Sample input data in mysql column: profile

record1:
hobbies=[football;basketball;hockey;];interests=[reading;dancing;];food=[burger;pizza;ice-cream;];

record2:
medical=[thyroid;anemia;];food=[chicken;];

Expected result in ES:

record1:

"profile":{
  "hobbies":	["football","basketball","hockey"],
  "interests":	["reading","dancing"],
  "food":	["burger","pizza","ice-cream"]
}

record2:

"profile": {
  "medical":	["thyroid","anemia"],
  "food": 	["chicken"]
}

Does the include_brackets option not help with that?

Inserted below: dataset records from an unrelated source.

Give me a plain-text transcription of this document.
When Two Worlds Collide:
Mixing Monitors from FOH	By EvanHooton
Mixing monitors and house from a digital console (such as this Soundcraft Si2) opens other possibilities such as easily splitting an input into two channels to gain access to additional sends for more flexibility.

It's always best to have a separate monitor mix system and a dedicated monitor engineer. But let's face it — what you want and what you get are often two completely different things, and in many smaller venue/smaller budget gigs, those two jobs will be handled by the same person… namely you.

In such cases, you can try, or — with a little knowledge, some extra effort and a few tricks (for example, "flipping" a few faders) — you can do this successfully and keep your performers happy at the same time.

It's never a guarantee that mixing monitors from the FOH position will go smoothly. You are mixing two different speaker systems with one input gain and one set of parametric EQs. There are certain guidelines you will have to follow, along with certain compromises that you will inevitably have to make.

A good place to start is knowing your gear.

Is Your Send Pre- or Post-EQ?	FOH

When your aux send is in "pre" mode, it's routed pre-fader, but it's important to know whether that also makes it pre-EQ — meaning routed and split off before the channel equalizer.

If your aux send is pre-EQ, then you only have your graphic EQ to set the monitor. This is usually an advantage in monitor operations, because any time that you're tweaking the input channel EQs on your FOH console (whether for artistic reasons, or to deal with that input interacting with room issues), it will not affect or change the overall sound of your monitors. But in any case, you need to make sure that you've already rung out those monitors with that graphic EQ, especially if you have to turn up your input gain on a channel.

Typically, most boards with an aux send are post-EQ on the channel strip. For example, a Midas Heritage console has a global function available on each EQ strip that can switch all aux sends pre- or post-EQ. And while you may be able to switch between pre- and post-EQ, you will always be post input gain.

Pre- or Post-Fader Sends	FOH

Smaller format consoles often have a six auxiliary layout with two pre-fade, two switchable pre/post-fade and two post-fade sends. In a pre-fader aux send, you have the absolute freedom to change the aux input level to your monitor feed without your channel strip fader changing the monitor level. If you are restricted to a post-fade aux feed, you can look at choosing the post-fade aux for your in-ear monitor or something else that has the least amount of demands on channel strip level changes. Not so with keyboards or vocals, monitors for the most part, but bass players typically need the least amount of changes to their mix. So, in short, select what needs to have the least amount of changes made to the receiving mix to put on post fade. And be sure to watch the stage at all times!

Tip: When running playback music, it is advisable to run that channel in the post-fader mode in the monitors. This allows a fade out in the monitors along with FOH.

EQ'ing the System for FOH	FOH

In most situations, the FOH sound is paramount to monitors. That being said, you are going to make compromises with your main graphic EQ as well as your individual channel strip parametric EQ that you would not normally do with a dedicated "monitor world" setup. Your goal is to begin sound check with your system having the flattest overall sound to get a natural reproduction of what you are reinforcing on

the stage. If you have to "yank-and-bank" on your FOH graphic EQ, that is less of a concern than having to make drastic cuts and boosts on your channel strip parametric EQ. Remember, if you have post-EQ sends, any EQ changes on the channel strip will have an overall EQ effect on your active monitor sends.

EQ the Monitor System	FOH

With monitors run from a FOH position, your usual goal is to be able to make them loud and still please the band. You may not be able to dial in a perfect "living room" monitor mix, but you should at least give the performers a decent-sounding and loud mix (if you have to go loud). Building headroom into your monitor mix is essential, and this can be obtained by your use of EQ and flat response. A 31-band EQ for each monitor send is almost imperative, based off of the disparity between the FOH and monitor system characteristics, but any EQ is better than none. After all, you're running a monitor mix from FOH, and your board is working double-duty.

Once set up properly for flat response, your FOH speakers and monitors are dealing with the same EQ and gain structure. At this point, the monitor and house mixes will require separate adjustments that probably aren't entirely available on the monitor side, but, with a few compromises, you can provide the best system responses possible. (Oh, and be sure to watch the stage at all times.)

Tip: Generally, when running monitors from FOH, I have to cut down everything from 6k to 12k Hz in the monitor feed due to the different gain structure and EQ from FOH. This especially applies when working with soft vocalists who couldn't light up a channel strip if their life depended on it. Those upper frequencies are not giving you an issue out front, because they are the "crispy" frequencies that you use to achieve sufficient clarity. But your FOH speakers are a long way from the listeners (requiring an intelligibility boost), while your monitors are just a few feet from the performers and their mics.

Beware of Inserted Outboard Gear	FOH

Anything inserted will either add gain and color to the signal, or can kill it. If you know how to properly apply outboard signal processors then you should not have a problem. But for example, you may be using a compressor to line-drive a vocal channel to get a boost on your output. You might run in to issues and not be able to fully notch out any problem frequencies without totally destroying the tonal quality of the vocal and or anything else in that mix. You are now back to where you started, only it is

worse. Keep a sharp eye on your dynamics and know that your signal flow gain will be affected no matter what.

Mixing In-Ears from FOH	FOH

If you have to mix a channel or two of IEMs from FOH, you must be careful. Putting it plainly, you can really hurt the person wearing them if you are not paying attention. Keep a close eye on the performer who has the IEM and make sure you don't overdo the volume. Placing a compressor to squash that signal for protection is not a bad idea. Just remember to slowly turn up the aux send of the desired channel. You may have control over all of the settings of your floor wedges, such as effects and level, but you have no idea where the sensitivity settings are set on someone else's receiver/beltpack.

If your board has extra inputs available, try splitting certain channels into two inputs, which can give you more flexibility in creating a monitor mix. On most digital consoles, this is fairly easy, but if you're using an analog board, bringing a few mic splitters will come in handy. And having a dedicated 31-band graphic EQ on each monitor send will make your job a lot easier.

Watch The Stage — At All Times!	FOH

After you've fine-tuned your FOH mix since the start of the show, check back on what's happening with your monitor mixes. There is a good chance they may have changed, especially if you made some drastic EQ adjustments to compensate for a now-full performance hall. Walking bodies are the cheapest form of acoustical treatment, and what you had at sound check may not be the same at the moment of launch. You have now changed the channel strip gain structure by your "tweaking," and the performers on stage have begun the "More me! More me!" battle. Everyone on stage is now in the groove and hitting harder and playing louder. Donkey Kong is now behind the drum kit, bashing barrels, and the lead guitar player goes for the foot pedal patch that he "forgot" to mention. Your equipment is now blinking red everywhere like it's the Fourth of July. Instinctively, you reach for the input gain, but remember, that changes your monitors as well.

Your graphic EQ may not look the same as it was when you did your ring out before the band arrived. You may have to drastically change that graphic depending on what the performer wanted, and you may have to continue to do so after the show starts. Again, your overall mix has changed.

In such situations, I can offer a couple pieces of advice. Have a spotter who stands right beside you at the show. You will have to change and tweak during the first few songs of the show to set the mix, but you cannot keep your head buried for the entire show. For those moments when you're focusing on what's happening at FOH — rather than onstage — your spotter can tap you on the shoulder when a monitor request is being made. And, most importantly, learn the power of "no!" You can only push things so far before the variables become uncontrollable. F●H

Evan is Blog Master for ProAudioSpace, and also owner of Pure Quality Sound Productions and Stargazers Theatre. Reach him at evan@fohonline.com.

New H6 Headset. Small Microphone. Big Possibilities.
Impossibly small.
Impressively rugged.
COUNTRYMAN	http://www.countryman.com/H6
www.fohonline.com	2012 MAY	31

Only partly. I separated the fields using:

  kv {
    source => "profile"
    include_brackets => false
    field_split_pattern => "\];"
    remove_char_value => "\[\]"
    target => "profile2"
  }

This outputs:

   "profile2": {
    "field1" : "football;basketball;hockey;",
    "field2" : "reading;dancing;"
}

But now for each field inside profile2 have to convert them to an array. These fields are open ended per record, upto n number of fields, so can't hardcode the names. I'm assuming I'll need to run a loop for whatever random fields exist inside profile2 do a split by ; to make them each an array.

It should be:

   "profile2": {
    "field1" : ["football","basketball","hockey"],
    "field2" : ["reading","dancing"]
}

Actually I was suggesting

include_brackets => true
field_split_pattern => ";"

That produces the same output:

   "profile2": {
    "field1" : "football;basketball;hockey;",
    "field2" : "reading;dancing;"
}

But now each value has to become an array for these random fields.

You can use a ruby filter to do the splits. I haven't tested it, but something like

ruby {
    code => '
        event.get("profile2").each { |k, v|
            event.remove("[profile2][#{k}]") # Not sure if this is needed
            event.set("[profile2][#{k}]", v.split(";"))
        }
    '
}

The ruby filter works perfect. Second line not needed. Thanks a lot.

This topic was automatically closed 28 days after the last reply. New replies are no longer allowed.